Pouco a pouco, nos supermercados o verde substitui as outras cores todas. As pessoas querem «natureza» e é na secção «bio» das super-lojas que a vão procurar, embrulhada em todas as espécies de plástico - mas na caixa já só têm sacos de papel, o «verde» começa quando se vai para a rua. Antes disso, impera o transparente. Não se pode dar um passo sem dar com iogurtes «bio», leite «bio», carne «naturaplan», alfaces «sem glúten», fruta «sem fosfatos» - tudo embrulhado em plástico. Salva-se o peixe - é preciso perguntar e auscultar cada etiqueta cuidadosamente para se saber se a peça é de piscicultura se de pesca. Ninguém se preocupa com o salmão - um dos grandes crimes ecológicos da nossa época, sobretudo o da Noruega, esse país que se prepara para proibir nos fiordes embarcações a combustíveis fósseis. Não tenho nada contra a hipocrisia - sem ela não se viveria em sociedade e não haveria supermercados - nem contra os mitos - cada época tem os seus, grand bien leur fasse. Tenho contra a ignorância, contra a mentira, contra o holier than you que invadiu esta porra deste tempo, contra esta esquizofrenia dicotómica, maniqueísta.

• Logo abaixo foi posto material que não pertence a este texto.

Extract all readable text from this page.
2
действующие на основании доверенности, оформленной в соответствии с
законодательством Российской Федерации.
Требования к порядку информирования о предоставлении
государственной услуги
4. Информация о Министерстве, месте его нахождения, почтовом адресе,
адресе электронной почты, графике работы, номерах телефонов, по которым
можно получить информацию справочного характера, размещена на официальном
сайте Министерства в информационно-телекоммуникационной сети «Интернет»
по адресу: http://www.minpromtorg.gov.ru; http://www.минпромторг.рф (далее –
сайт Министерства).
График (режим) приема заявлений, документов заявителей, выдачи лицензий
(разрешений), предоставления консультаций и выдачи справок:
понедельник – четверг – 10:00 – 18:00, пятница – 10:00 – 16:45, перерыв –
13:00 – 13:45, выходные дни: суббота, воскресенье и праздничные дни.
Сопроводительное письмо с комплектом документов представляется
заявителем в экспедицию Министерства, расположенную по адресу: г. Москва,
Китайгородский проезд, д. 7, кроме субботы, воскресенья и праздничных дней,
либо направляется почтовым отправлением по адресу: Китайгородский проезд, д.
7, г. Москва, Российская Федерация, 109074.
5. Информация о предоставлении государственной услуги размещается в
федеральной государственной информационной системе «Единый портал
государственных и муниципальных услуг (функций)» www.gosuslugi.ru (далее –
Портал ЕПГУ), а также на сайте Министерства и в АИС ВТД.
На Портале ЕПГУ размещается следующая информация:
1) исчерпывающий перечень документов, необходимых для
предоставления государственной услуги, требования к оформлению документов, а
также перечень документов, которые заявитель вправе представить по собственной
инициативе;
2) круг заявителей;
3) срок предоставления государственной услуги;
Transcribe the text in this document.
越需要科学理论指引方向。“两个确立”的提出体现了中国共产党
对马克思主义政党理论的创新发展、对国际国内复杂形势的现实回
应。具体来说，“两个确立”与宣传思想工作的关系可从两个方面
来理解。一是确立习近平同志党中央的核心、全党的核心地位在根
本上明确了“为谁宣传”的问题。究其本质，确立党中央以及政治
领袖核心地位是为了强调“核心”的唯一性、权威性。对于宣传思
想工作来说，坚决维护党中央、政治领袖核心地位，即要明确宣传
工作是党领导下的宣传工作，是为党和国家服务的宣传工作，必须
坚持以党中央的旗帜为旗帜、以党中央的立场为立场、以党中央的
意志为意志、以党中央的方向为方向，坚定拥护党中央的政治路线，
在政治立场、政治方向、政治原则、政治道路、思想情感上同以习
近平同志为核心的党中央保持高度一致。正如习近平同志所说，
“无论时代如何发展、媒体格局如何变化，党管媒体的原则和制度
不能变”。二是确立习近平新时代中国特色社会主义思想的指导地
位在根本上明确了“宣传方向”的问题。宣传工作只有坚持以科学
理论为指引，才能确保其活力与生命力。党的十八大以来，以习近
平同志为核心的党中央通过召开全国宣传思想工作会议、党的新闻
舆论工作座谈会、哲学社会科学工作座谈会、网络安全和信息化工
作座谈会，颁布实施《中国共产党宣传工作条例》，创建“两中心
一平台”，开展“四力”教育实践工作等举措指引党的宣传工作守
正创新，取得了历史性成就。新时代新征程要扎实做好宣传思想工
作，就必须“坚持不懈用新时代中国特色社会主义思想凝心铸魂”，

Vá lá que a meio da tarde de uma terça-feira o supermercado está praticamente vazio, as caixeiras - quase todas obesas, até nisto o tempo apanhou a cidade desprevenida - aproveitam um erro qualquer do planeamento para olharem os tapetes vazios e de caminho as unhas ou os telefones portáteis.
A demência continua, em todo o lado. Tento não pensar nela, mas depois ocorre-me que representa muito provavelmente noventa e nove por cento do peso da pedra e amaldiçoo-a de novo: que chovam asteróides sobre os malditos que nos condenam a esta sub-vida, como se fosse um substituto de vida, como se valesse a pena não-viver para sobreviver, como se um ano de palhaçada não fosse um ano a mais, um ano demais, um ano subtraído a uma vida traída. Que morram esmagados pela sua demência, exalto-me no sonho, como se os asteróides fossem teleguiados e não obra do acaso, o grande - o verdadeiro - mestre disto tudo.